The demise of branch banking – Technology, consolidation, bank fragility
By Jan Keil, Steven Ongena
Journal of Banking & Finance | January 2024
DOI
doi.org/10.1016/j.jbankfin.2023.107038
Citation
Keil, Jan., Ongena, Steven. The demise of branch banking – Technology, consolidation, bank fragility Journal of Banking & Finance doi.org/10.1016/j.jbankfin.2023.107038.
Copyright
Journal of Banking & Finance, 2024
Share:
Abstract
We study bank branching dynamics across 3,143 US counties and 26 years. During the last decade, banks closed their branches at an unprecedented rate. At its peak in 2009, there were 90,783 branches. By 2020, this number has fallen by 12 percent. While technological factors correlate with these branching dynamics, bank fragility and consolidation are also strongly associated with changes in the number of branches (and their openings and closures). Interestingly, technological capabilities to service customers, such as online banking, seem less tightly linked to de-branching than technological capabilities to process internal information. Our analysis shows that large banks rely on internal technology to shed branches, while small banks close branches when they are vulnerable or consolidate.

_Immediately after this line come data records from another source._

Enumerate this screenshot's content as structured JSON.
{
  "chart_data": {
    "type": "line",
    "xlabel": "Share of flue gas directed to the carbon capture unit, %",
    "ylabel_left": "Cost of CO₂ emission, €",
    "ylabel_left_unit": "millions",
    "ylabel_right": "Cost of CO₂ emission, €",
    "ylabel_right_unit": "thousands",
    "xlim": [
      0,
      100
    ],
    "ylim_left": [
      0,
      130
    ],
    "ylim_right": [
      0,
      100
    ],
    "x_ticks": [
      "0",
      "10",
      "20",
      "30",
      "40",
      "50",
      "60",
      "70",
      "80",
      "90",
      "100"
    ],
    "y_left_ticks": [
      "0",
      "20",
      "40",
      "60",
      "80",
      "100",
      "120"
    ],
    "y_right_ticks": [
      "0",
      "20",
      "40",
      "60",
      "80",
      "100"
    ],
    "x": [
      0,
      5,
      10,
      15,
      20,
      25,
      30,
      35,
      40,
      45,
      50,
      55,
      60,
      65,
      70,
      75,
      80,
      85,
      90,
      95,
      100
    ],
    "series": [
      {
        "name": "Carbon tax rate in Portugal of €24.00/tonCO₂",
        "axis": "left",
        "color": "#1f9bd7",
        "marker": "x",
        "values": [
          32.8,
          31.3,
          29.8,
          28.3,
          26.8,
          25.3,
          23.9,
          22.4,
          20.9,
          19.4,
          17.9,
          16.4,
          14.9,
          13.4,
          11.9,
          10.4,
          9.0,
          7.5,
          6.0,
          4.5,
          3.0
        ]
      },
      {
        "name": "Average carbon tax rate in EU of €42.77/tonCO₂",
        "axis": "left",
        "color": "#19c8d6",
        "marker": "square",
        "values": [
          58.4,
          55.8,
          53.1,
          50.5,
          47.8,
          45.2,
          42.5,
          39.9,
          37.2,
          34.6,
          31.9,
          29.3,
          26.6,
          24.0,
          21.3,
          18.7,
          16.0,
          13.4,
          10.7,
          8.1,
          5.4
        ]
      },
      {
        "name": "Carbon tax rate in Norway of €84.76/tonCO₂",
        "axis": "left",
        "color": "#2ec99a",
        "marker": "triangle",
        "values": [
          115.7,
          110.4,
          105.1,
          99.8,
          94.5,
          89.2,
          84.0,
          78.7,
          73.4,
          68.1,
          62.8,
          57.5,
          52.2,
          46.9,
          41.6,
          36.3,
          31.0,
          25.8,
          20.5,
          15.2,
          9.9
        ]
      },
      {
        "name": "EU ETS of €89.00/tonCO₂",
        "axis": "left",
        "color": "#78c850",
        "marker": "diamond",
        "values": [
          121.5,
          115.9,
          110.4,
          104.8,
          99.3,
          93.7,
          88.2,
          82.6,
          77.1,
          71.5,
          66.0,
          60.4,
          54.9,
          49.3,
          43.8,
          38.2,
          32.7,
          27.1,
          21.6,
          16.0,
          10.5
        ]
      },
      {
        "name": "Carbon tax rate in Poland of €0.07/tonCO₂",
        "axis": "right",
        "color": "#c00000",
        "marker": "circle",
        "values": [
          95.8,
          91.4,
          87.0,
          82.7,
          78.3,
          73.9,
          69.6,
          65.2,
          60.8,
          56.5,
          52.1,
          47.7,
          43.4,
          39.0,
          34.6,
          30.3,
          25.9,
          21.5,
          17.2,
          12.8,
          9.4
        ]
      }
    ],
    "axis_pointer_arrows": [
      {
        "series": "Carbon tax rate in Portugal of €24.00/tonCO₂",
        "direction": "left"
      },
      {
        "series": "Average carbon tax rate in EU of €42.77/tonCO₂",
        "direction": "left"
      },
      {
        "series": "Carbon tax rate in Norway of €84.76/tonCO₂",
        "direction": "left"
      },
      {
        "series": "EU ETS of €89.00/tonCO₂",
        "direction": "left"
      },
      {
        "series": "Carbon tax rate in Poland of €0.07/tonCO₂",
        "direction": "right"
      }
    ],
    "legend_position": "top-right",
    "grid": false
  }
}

Jan Keil is an Assistant Professor of Finance at the Indian School of Business (ISB). His research focuses on disruptive and technology-driven change in financial intermediation, including payments, banking, consumer finance, and money. One current project explores the geopolitical motivations behind central bank digital currencies and their effect on payment firms (revised and resubmitted to the Journal of Finance). Another project analyses the economics of buy-now-pay-later (BNPL) for e-commerce merchants (revised and resubmitted to the Journal of Financial Economics).

Professor Keil has published in the Journal of Financial and Quantitative Analysis and served as a referee for the Review of Financial Studies. He has worked with Manju Puri, Tobias Berg, Thorsten Beck, and Steven Ongena.

He has received research grants from the German National Science Foundation (DFG) and the University of Zurich. Prior to joining ISB, he was affiliated with Humboldt University in Berlin and the University of the West Indies in Kingston, Jamaica. Professor Keil holds a PhD in Economics from the New School for Social Research, New York, and an MA-equivalent diploma in Political Science from Goethe University, Frankfurt.